The state-owned enterprises (SoEs) are incurring huge losses each year and until December 2014 are reported to owe Tk 330 billion to the four state-owned banks, which is about 11.18 per cent of the projected budget. These debts not only hinder credit flow from the state-owned banks to the private sector but the losses of the SoEs also create a significant leakage in the economy each year. While the audited accounts of the SoEs are scarce, only from the Bangladesh Power Development Board's loss of Tk. 85 billion in the 2011/12 fiscal year, one can one assess the amount of losses of the SoEs.

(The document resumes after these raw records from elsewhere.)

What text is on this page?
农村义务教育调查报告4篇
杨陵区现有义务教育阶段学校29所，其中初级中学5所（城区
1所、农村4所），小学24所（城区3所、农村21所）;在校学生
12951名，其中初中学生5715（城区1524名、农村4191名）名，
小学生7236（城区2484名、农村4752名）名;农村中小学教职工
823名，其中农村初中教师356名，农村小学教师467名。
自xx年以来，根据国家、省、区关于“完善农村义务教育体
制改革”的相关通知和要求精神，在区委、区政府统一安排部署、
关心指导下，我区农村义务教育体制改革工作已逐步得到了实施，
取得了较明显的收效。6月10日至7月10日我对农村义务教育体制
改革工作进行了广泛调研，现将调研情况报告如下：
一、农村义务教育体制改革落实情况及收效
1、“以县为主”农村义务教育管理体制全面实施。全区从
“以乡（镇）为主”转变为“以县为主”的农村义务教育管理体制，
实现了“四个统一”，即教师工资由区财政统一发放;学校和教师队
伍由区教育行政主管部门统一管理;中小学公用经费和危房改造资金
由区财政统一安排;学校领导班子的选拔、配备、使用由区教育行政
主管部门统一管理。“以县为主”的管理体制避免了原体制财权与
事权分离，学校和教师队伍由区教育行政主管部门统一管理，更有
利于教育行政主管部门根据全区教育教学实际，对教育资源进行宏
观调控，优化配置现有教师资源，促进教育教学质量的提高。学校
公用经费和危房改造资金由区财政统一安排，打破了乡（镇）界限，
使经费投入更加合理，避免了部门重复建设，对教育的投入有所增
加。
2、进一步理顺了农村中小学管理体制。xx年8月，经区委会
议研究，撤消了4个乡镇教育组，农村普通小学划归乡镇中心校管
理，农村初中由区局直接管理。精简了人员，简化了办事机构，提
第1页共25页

However, in spite of all this adverse situation prevailing as it is also in most developing economies, Bangladesh has been maintaining a steady 6.0 per cent growth rate for several years. The country's per capita income tripled from an average U$251 in the 1980s to U$851 by 2012. The GDP growth rose by 1.7 percentage points in each of the last four decades. Bangladesh has been able to preserve export competitiveness substantially. Macro-economic stability was maintained consistently with only occasional slips. Inflation was contained well below double digit most of the time.
As Bangladeshis, we have to hold our own image high, to be respected in the world. After all, we have delivered and duly earned our respectable position. It is time we acknowledged, awarded and provided incentives to our own countrymen and prepare for the coming opportunities and challenges with the equal dynamism in every sphere.

The writer is Managing Director of Unipex Consultancy Ltd and Hay Electrical Industries Ltd.